TypeChant de tradition
Droits des parolesStatut à établir

Paroles

Statut à établir · Le document fourni ne suffit pas à établir le statut des droits du texte.

Version du document — Carnet de chants de la Légion étrangère

p. 61 du fichier PDF

I

Loin vers l'infini s'étendent
De grands prés marécageux
Et là-bas, nul oiseau ne chante
Sur les arbres secs et creux
O terre de détresse,
Où nous devons sans cesse
Piocher, piocher
II

Dans ce camp morne et sauvage
Entouré de murs de fer
Il nous semble vivre en cage
Au milieu d'un grand désert
0 terre de détresse
Où nous devons sans cesse
Piocher, piocher
III

Bruits de pas et bruits des armes
Sentinelles jours et nuits
Et du sang, des cris, des larmes
La mort pour celui qui fuit
0 terre de détresse
Où nous devons sans cesse
Piocher, piocher
IV

Mais un jour dans notre vie
Le printemps refleurira
Liberté, liberté chérie
Je dirai « tu es à moi ».
0 terre enfin libre
Où nous pourrons revivre
Aimer, aimer.

Version du document — Carnet de chants des Troupes de marine, version 1.1, 17 septembre 2001

p. 89 du fichier PDF

Loin vers l'infini s'étendent
De grands prés marécageux
Et là-bas nul oiseau ne chante
Sur les arbres secs et creux

Ô terre de détresse!
Où nous devons sans cesse
Piocher, piocher, piocher!

Dans ce camps morne et sauvage
Entouré de mur de fer
Il nous semble vivre en cage
Au milieu d'un grand désert

Bruit des pas et bruit des armes
Sentinelles jour et nuit
Et du sang, et des cris, des larmes
La mort pour celui qui fuit

Mais un jour dans notre vie
Le printemps refleurira
Liberté, liberté chérie
Je dirais tu es à moi

Ô terre d'allégresse!
Où nous pourrons sans cesse
Aimer, aimer, aimer !

Version présentée comme éditée en 1946 — Le Chant des deportes ou Chant des marais

p. 4 du fichier PDF

Loin vers l’infini s’étendent
Des grands prés marécageux
Pas un seul oiseau ne chante
Dans les arbres secs et creux.

Oh ! terre de détresse
Où nous devons sans cesse
Piocher !

Dans ce camp sinistre et sauvage,
Entouré de murs de fer
Il nous semble vivre en cage
Au milieu d’un grand désert.

Oh ! terre de détresse
Où nous devons sans cesse
Piocher !

Bruits des pas et bruit des armes
Sentinelles jour et nuit
Et du sang, des cris, des larmes,
La mort pour celui qui fuit.

Oh ! terre de détresse
Où nous devons sans cesse
Piocher !

Mais un jour de notre vie
Le printemps refleurira
Liberté, liberté chérie,
Je dirai : tu es à moi.

Oh ! terre enfin libre,
Où nous pourrons revivre,
Aimer !

Version dite actuelle dans le document — Le Chant des deportes ou Chant des marais

p. 4 du fichier PDF

La formulation « Et quitter peur, et larmes » est celle du document fourni.

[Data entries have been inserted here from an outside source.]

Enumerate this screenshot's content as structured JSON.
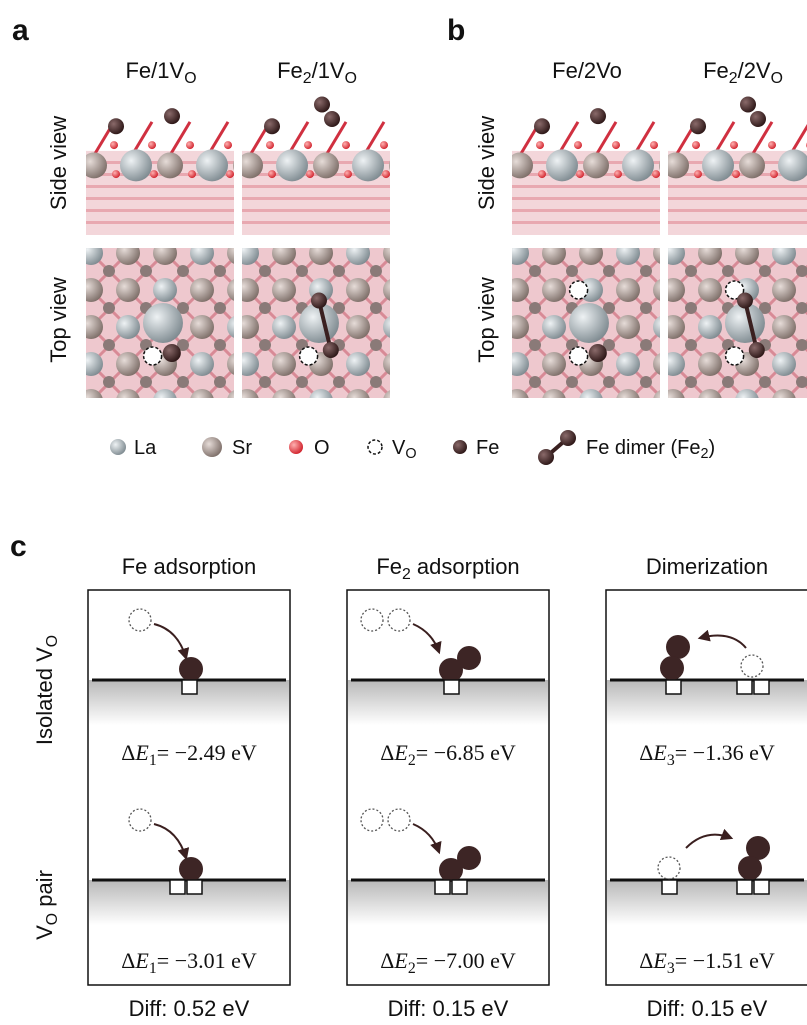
{
  "panel_a": {
    "label": "a",
    "columns": [
      [
        {
          "t": "Fe/1V"
        },
        {
          "sub": "O"
        }
      ],
      [
        {
          "t": "Fe"
        },
        {
          "sub": "2"
        },
        {
          "t": "/1V"
        },
        {
          "sub": "O"
        }
      ]
    ],
    "rows": [
      "Side view",
      "Top view"
    ]
  },
  "panel_b": {
    "label": "b",
    "columns": [
      [
        {
          "t": "Fe/2Vo"
        }
      ],
      [
        {
          "t": "Fe"
        },
        {
          "sub": "2"
        },
        {
          "t": "/2V"
        },
        {
          "sub": "O"
        }
      ]
    ],
    "rows": [
      "Side view",
      "Top view"
    ]
  },
  "legend": [
    [
      {
        "t": "La"
      }
    ],
    [
      {
        "t": "Sr"
      }
    ],
    [
      {
        "t": "O"
      }
    ],
    [
      {
        "t": "V"
      },
      {
        "sub": "O"
      }
    ],
    [
      {
        "t": "Fe"
      }
    ],
    [
      {
        "t": "Fe dimer (Fe"
      },
      {
        "sub": "2"
      },
      {
        "t": ")"
      }
    ]
  ],
  "panel_c": {
    "label": "c",
    "columns": [
      [
        {
          "t": "Fe adsorption"
        }
      ],
      [
        {
          "t": "Fe"
        },
        {
          "sub": "2"
        },
        {
          "t": " adsorption"
        }
      ],
      [
        {
          "t": "Dimerization"
        }
      ]
    ],
    "rows": [
      [
        {
          "t": "Isolated V"
        },
        {
          "sub": "O"
        }
      ],
      [
        {
          "t": "V"
        },
        {
          "sub": "O"
        },
        {
          "t": " pair"
        }
      ]
    ],
    "energies": [
      [
        [
          {
            "t": "Δ"
          },
          {
            "i": "E"
          },
          {
            "sub": "1"
          },
          {
            "t": "= −2.49 eV"
          }
        ],
        [
          {
            "t": "Δ"
          },
          {
            "i": "E"
          },
          {
            "sub": "2"
          },
          {
            "t": "= −6.85 eV"
          }
        ],
        [
          {
            "t": "Δ"
          },
          {
            "i": "E"
          },
          {
            "sub": "3"
          },
          {
            "t": "= −1.36 eV"
          }
        ]
      ],
      [
        [
          {
            "t": "Δ"
          },
          {
            "i": "E"
          },
          {
            "sub": "1"
          },
          {
            "t": "= −3.01 eV"
          }
        ],
        [
          {
            "t": "Δ"
          },
          {
            "i": "E"
          },
          {
            "sub": "2"
          },
          {
            "t": "= −7.00 eV"
          }
        ],
        [
          {
            "t": "Δ"
          },
          {
            "i": "E"
          },
          {
            "sub": "3"
          },
          {
            "t": "= −1.51 eV"
          }
        ]
      ]
    ],
    "diffs": [
      "Diff: 0.52 eV",
      "Diff: 0.15 eV",
      "Diff: 0.15 eV"
    ]
  }
}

Loin dans l’infini s’étendent
Les grands prés marécageux
Pas un seul oiseau ne chante
Dans les arbres secs et creux.

Oh ! terre de détresse
Où nous devons sans cesse
Piocher. Piocher.

Dans ce camp morne et sauvage
Entouré de murs de fer
Il nous semble vivre en cage
Au milieu d’un grand désert.

Oh ! terre de détresse
Où nous devons sans cesse
Piocher. Piocher.

Bruit de chaînes, bruit des armes
Sentinelles jour et nuit
Et quitter peur, et larmes
La mort pour celui qui fuit.

Oh ! terre de détresse
Où nous devons sans cesse
Piocher. Piocher.

Mais un jour dans notre vie
Le printemps refleurira
Libre alors dans ma patrie
Je dirai tu es à moi.

Oh ! terre d’allégresse
Où nous pourrons sans cesse (bis)
Aimer - Aimer.

Version allemande — Die Moorsoldaten — Le Chant des deportes ou Chant des marais

p. 3 du fichier PDF

Six couplets ; le refrain commun est donné une fois, puis sa forme finale.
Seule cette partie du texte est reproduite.